In the early days of the pandemic in Thailand, restaurants stayed closed, street food stalls stood empty, dance floors were barren, musicians were out of work, people were bored and spirits were low. From the get-go, Wonderfruit looked for ways to help people that were most affected. Among them there were farmers, growers, suppliers and the chefs that make our food — and by keeping it local, Wonderfruit’s food concepts directly gave back to this supply chain. Then they turned to the people of Thailand: all the proceeds from Fruitfull’s lockdown edition were directed to Covid Relief Bangkok, a Bangkok-based collective of charitable organizations bringing food, masks and sanitary solutions to some of the city’s most vulnerable during the pandemic. That’s right, it was a not-for-profit affair. Finally, they turned to their Wonderfruit community, and gave people hope when hope was hard to find. They provided experiences, gave musicians opportunities and gave people jobs when they could, and they did it for friends and families in Thailand, packing it all up in a more accessible and affordable opportunity fit for the times. All year, Wonderfruit made sure their fortunes were shared, whatever fortunes means during these strange times. Their commitment to keeping everything local and sustainable never wavered, as they continuously injected back into their economy and created awareness surrounding local trades and traditions.
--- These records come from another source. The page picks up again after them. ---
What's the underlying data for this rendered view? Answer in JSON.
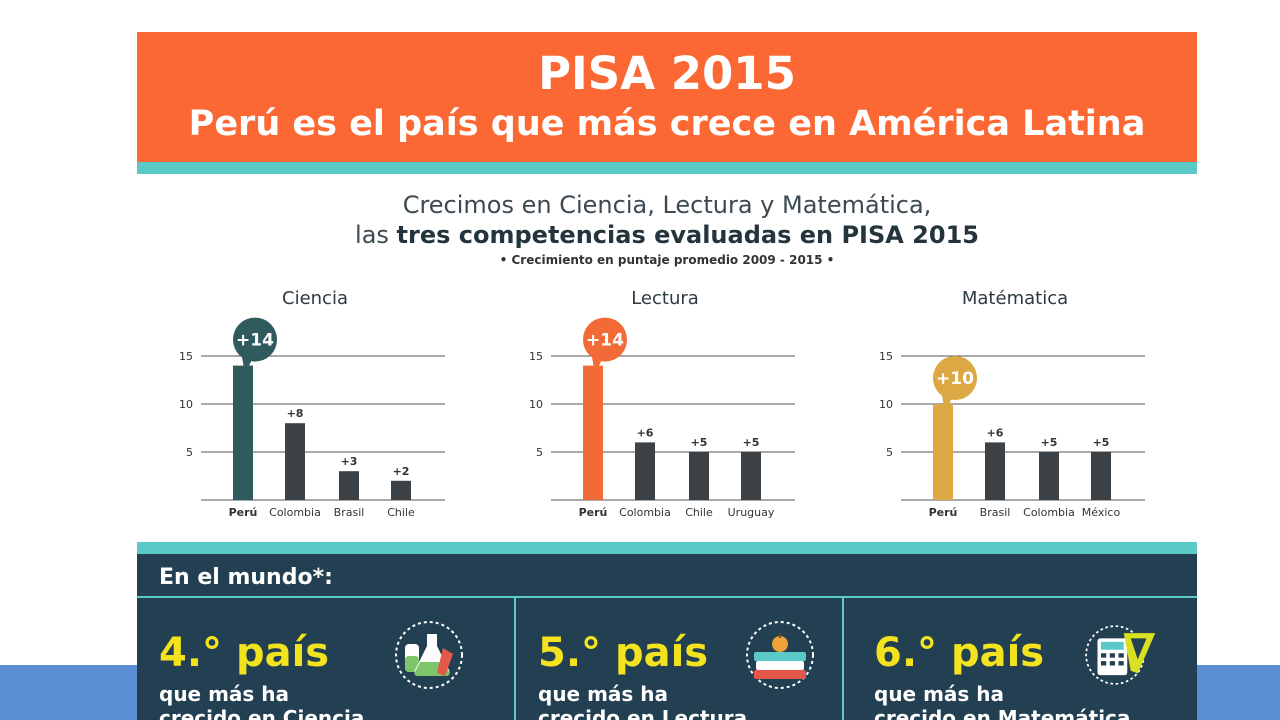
{
  "header": {
    "title": "PISA 2015",
    "subtitle": "Perú es el país que más crece en América Latina"
  },
  "intro": {
    "line1": "Crecimos en Ciencia, Lectura y Matemática,",
    "line2_prefix": "las ",
    "line2_bold": "tres competencias evaluadas en PISA 2015",
    "note": "• Crecimiento en puntaje promedio 2009 - 2015 •"
  },
  "chart_data": [
    {
      "type": "bar",
      "title": "Ciencia",
      "categories": [
        "Perú",
        "Colombia",
        "Brasil",
        "Chile"
      ],
      "values": [
        14,
        8,
        3,
        2
      ],
      "labels": [
        "+14",
        "+8",
        "+3",
        "+2"
      ],
      "highlight_color": "#2f5b5e",
      "bar_color": "#3c4246",
      "ylim": [
        0,
        15
      ],
      "yticks": [
        5,
        10,
        15
      ],
      "grid": true
    },
    {
      "type": "bar",
      "title": "Lectura",
      "categories": [
        "Perú",
        "Colombia",
        "Chile",
        "Uruguay"
      ],
      "values": [
        14,
        6,
        5,
        5
      ],
      "labels": [
        "+14",
        "+6",
        "+5",
        "+5"
      ],
      "highlight_color": "#f26a36",
      "bar_color": "#3c4246",
      "ylim": [
        0,
        15
      ],
      "yticks": [
        5,
        10,
        15
      ],
      "grid": true
    },
    {
      "type": "bar",
      "title": "Matématica",
      "categories": [
        "Perú",
        "Brasil",
        "Colombia",
        "México"
      ],
      "values": [
        10,
        6,
        5,
        5
      ],
      "labels": [
        "+10",
        "+6",
        "+5",
        "+5"
      ],
      "highlight_color": "#dca844",
      "bar_color": "#3c4246",
      "ylim": [
        0,
        15
      ],
      "yticks": [
        5,
        10,
        15
      ],
      "grid": true
    }
  ],
  "world": {
    "title": "En el mundo*:",
    "items": [
      {
        "rank": "4.° país",
        "line1": "que más ha",
        "line2_prefix": "crecido en ",
        "line2_subject": "Ciencia",
        "icon": "flask-icon"
      },
      {
        "rank": "5.° país",
        "line1": "que más ha",
        "line2_prefix": "crecido en ",
        "line2_subject": "Lectura",
        "icon": "books-icon"
      },
      {
        "rank": "6.° país",
        "line1": "que más ha",
        "line2_prefix": "crecido en ",
        "line2_subject": "Matemática",
        "icon": "calculator-icon"
      }
    ]
  },
  "colors": {
    "banner": "#fb6833",
    "stripe": "#5bc9c8",
    "world_bg": "#233f52",
    "rank": "#f3e31e",
    "bottom_bar": "#5b8fd4"
  }
}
& They gave us content so we could Wonder From Home

There was no downtime this year. It’s like the team Wonderfruit went straight from The Fields to the office and started on the next checkbox on their list. All year, without missing a beat, they taught us so much by delivering stories, tips, instructions, recipes, videos and podcasts, and of course, they gave us so much music to help pass the time. From playlists for every isolation moment to Soundcloud sets of mesmerizing past performances from The Fields (lookin’ at you Acid Pauli) and even allowed us to experience the sounds of cities around the world thanks to Musicity Global.

Under their Wonder From Home pillar, team Wonderfruit taught us how to cook a classic Pad Kraprao, gave us classical music, taught us how to compost and tidy up the planet and ecen taught us about shibari, the art of bondage (did you miss that? find it here).

It was an easy choice. No voting, no debate: Wonderfruit is 2020's MVP even though there was no Wonderfruit. They took a bad situation, adapted their entire business model and turned it into the best possible outcome. They didn’t do it for themselves to turn a profit, they did it for their community. While at home, they continued to inspire, contribute and create, while being cautious and sympathetic to the situation we all faced. They churned out concepts when people were stuck home while being stuck at home themselves. They considered the environment, they considered the farmers, and they considered us.

See you in The Fields, whenever that may be.